Первое появление Брешковской в Нью-Йорке произошло в Купер Юнион и стало самой воодушевляющей манифестацией, которую мне доводилось видеть за последние годы. Бабушка, которая никогда ранее не выступала перед такой огромной толпой, сперва немного волновалась. Но, совладав с нервами, она произнесла речь, ошеломившую публику. На следующий день газеты были практически единодушны, отдавая должное величию старой леди. Они могли себе позволить расщедриться на похвалы для той, чьи нападки были обращены против несправедливости в далекой России, а не в их собственной стране. Но мы порадовались отношению прессы, потому что знали, что огласка привлечет внимание к делу, в интересах которого приехала Бабушка. Впоследствии она произнесла речь на французском языке в клубе «Восход» перед самым многочисленным собранием в истории этой организации. Я выступала в роли переводчика, как и на большинстве закрытых собраний, которые были для организованы для Бабушки. Одно из них состоялось на 13-й Восточной улице, 210, и толпа слушателей была слишком велика для моей скромной квартиры. Присутствовали Эрнест Кросби, Болтон Холл, Кориеллы, Гилберт Роу и многие члены Университетского благотворительного общества[5], а также Фелпс Стоукс, Келлогг Дёрланд, Артур Баллард и Уильям Инглиш Уоллинг и женщины, известные в радикальных кругах. Лиллиан Д. Уолд из Благотворительного общества медсестер сердечно откликнулась; она организовала приемы для Бабушки и преуспела в том, чтобы заинтересовать десятки людей проблемами России.

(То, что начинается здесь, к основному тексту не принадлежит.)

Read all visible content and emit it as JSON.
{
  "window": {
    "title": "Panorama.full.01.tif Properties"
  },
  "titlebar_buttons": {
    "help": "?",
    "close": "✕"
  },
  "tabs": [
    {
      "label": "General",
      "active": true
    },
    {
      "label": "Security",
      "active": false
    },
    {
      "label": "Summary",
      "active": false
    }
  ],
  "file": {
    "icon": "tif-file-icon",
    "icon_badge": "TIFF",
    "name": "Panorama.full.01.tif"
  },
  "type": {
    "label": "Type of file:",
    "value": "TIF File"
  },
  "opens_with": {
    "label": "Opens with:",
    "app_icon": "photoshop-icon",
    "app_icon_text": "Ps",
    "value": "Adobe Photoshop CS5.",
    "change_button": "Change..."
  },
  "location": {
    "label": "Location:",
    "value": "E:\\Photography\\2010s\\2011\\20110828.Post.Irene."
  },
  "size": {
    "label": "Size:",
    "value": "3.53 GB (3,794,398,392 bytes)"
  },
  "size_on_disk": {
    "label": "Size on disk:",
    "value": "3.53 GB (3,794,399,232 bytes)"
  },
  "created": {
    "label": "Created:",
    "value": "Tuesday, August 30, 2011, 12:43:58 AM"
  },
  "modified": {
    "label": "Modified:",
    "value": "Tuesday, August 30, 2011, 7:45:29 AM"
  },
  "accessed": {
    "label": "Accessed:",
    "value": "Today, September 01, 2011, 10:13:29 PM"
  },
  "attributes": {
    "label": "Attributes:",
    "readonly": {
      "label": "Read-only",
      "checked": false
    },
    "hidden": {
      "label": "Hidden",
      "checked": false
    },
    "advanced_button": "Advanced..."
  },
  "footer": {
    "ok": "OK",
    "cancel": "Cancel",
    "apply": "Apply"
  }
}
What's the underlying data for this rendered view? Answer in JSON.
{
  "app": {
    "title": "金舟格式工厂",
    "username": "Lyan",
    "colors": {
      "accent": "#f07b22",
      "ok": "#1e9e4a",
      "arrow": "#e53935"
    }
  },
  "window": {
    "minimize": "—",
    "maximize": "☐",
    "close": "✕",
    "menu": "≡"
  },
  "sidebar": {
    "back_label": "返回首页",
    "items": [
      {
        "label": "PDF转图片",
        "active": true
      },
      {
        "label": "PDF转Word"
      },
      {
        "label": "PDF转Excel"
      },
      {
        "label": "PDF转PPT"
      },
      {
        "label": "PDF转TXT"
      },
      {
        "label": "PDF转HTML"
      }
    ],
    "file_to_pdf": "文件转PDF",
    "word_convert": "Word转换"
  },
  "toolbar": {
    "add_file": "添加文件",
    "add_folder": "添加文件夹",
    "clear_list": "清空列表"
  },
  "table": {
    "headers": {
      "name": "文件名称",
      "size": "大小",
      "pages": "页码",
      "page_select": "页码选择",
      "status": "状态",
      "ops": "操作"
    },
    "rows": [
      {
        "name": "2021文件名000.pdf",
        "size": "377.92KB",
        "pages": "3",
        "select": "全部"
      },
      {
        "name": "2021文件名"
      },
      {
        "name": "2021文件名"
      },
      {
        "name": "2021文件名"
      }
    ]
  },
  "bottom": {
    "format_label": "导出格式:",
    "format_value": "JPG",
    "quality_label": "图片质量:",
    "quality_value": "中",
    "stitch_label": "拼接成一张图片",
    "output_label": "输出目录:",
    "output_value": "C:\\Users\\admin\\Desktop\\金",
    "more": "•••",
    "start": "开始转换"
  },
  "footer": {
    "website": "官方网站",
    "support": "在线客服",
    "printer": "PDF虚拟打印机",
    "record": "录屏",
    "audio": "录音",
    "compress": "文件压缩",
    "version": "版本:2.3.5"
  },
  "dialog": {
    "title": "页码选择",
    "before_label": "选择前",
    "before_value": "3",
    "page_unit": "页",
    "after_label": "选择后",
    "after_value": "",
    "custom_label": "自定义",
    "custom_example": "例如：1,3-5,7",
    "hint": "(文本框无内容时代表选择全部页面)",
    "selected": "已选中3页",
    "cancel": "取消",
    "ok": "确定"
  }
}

Часто после наших поздних собраний мы с Бабушкой возвращались вместе, чтобы переночевать у меня в квартире. Было удивительно наблюдать, как она взлетает на пятый этаж с энергичностью и бодростью, которые могли пристыдить даже меня. «Дорогая Бабушка, — сказала я однажды, — как вам удалось сохранить свою молодость после всех этих лет в тюрьме и ссылке?» «А как вам удалось сохранить свою, живя в этой разрушающей душу материалистической стране?» — спросила она в ответ. Ее долгая ссылка никогда не была застоем: всегда встречались новые лица из числа проезжающих политических. «Многое вдохновляло и поддерживало меня, — сказала она, — но на что опереться в вашей стране, где идеализм считается преступлением, бунтарь — изгоем, а деньги — единственный бог?» Пример тех, кто уже прошел этот путь, ее в том числе, и идеал, который мы выбрали, давали нам мужество упорно продолжать борьбу – только и могла я ответить. Время, проведенное с Бабушкой, было самым богатым и ценным опытом в моей пропагандистской жизни.

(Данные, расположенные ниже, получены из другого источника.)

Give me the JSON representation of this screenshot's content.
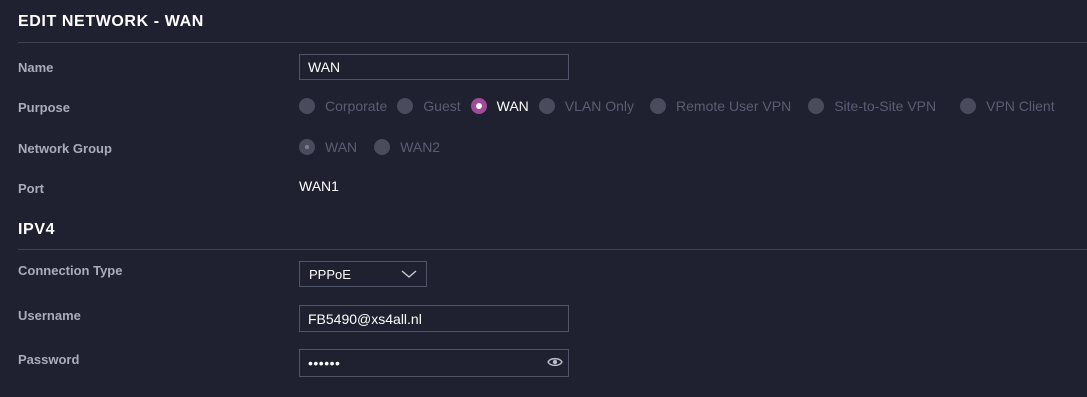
{
  "header": {
    "title": "EDIT NETWORK - WAN"
  },
  "form": {
    "name": {
      "label": "Name",
      "value": "WAN"
    },
    "purpose": {
      "label": "Purpose",
      "options": [
        "Corporate",
        "Guest",
        "WAN",
        "VLAN Only",
        "Remote User VPN",
        "Site-to-Site VPN",
        "VPN Client"
      ],
      "selected": "WAN"
    },
    "network_group": {
      "label": "Network Group",
      "options": [
        "WAN",
        "WAN2"
      ],
      "selected": "WAN"
    },
    "port": {
      "label": "Port",
      "value": "WAN1"
    }
  },
  "ipv4": {
    "title": "IPV4",
    "connection_type": {
      "label": "Connection Type",
      "value": "PPPoE",
      "icon": "chevron-down-icon"
    },
    "username": {
      "label": "Username",
      "value": "FB5490@xs4all.nl"
    },
    "password": {
      "label": "Password",
      "masked_value": "••••••",
      "icon": "eye-icon"
    }
  },
  "colors": {
    "accent": "#a04a98",
    "background": "#1f2030"
  }
}
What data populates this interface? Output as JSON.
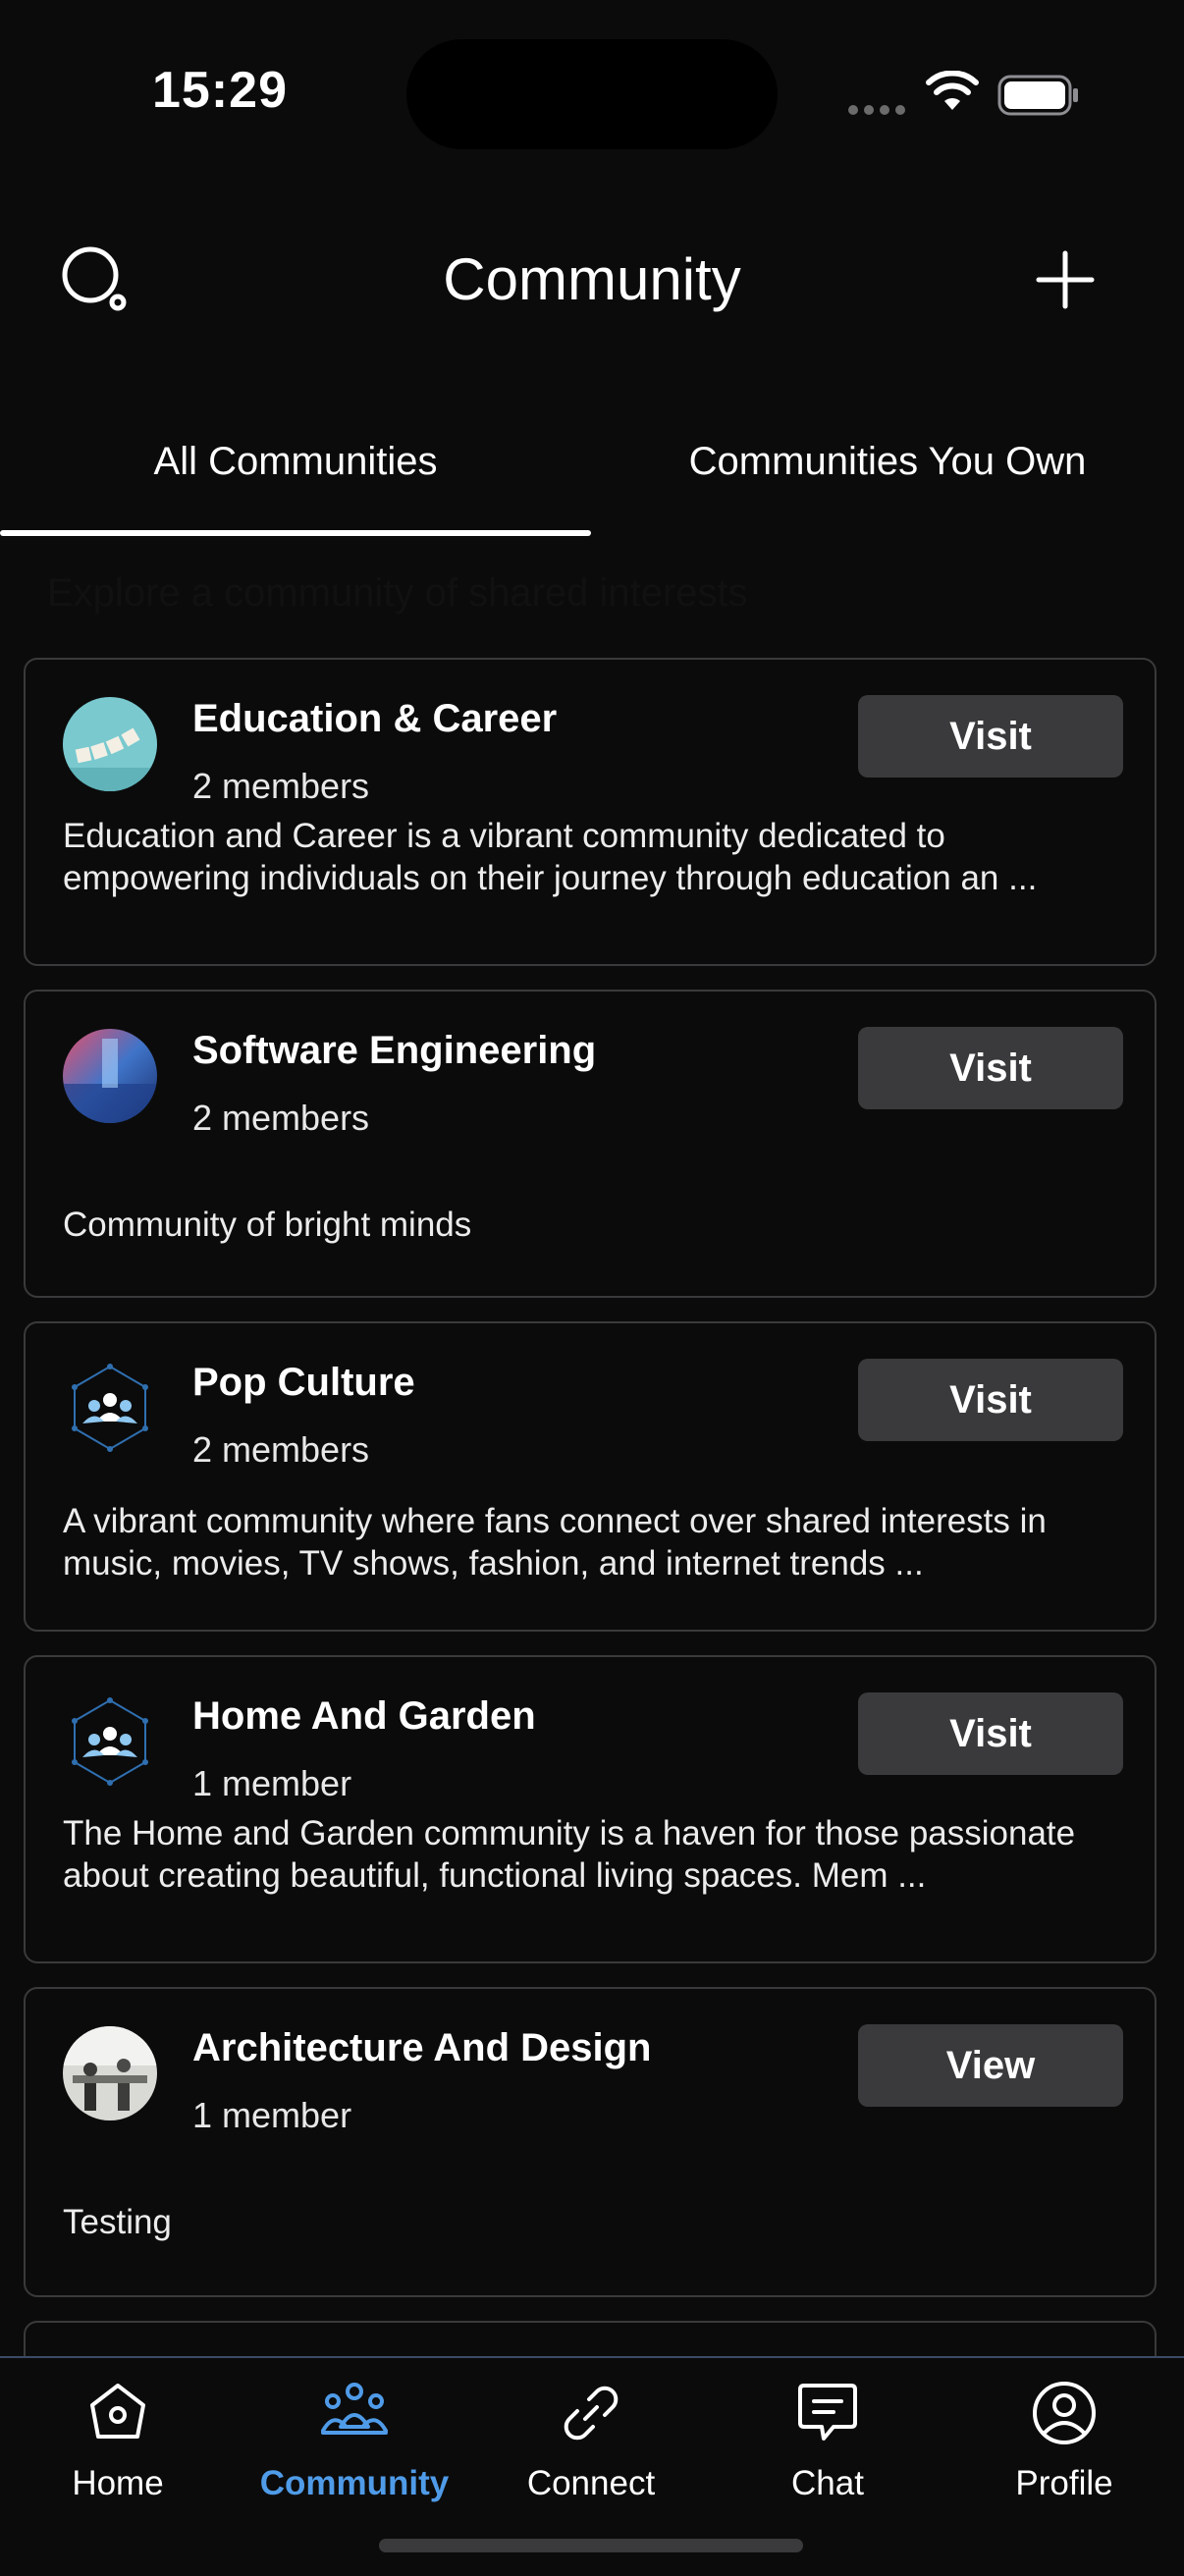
{
  "status_bar": {
    "time": "15:29"
  },
  "header": {
    "title": "Community"
  },
  "tabs": [
    {
      "label": "All Communities",
      "active": true
    },
    {
      "label": "Communities You Own",
      "active": false
    }
  ],
  "subtitle": "Explore a community of shared interests",
  "communities": [
    {
      "name": "Education & Career",
      "members": "2 members",
      "description": "Education and Career is a vibrant community dedicated to empowering individuals on their journey through education an ...",
      "action": "Visit",
      "avatar": "career-photo"
    },
    {
      "name": "Software Engineering",
      "members": "2 members",
      "description": "Community of bright minds",
      "action": "Visit",
      "avatar": "tech-photo"
    },
    {
      "name": "Pop Culture",
      "members": "2 members",
      "description": "A vibrant community where fans connect over shared interests in music, movies, TV shows, fashion, and internet trends ...",
      "action": "Visit",
      "avatar": "community-network-icon"
    },
    {
      "name": "Home And Garden",
      "members": "1 member",
      "description": "The Home and Garden community is a haven for those passionate about creating beautiful, functional living spaces. Mem ...",
      "action": "Visit",
      "avatar": "community-network-icon"
    },
    {
      "name": "Architecture And Design",
      "members": "1 member",
      "description": "Testing",
      "action": "View",
      "avatar": "office-photo"
    }
  ],
  "bottom_nav": [
    {
      "label": "Home",
      "icon": "home-icon",
      "active": false
    },
    {
      "label": "Community",
      "icon": "community-icon",
      "active": true
    },
    {
      "label": "Connect",
      "icon": "link-icon",
      "active": false
    },
    {
      "label": "Chat",
      "icon": "chat-icon",
      "active": false
    },
    {
      "label": "Profile",
      "icon": "profile-icon",
      "active": false
    }
  ],
  "colors": {
    "background": "#0b0b0b",
    "card_border": "#3a3a3c",
    "button_bg": "#3a3a3c",
    "active_nav": "#4f9be8"
  }
}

Наша напряженная работа на благо России в то время получила особое значение из-за новости об ужасной трагедии, случившейся 22 января в Петербурге. Тысячи людей, возглавляемые отцом Гапоном, собрались перед Зимним дворцом, чтобы просить у царя освобождения от гнета, демонстрация была жестоко подавлена, сотни были хладнокровно убиты приспешниками деспота. Многие прогрессивные американцы держались в стороне от деятельности Бабушки. Они были готовы отдать должное ее личности, ее мужеству и стойкости, однако ее рассказы о происходящем в России они воспринимали скептически. «Не может быть все так ужасно», — говорили они. Бойня в «Кровавое воскресенье» трагическим образом придала значимости и стала неоспоримым подтверждением картины, которую обрисовала Бабушка. Даже равнодушные либералы не могли больше закрывать глаза на ситуацию в России.

На балу в честь русского Нового года мы встретили 1905, стоя в кругу, пока Бабушка танцевала казачок с одним из мальчиков. Видеть, как юная душой шестидесятидвухлетняя женщина с румяными щеками и сияющими глазами кружится в русском народном танце, было настоящей усладой для глаз.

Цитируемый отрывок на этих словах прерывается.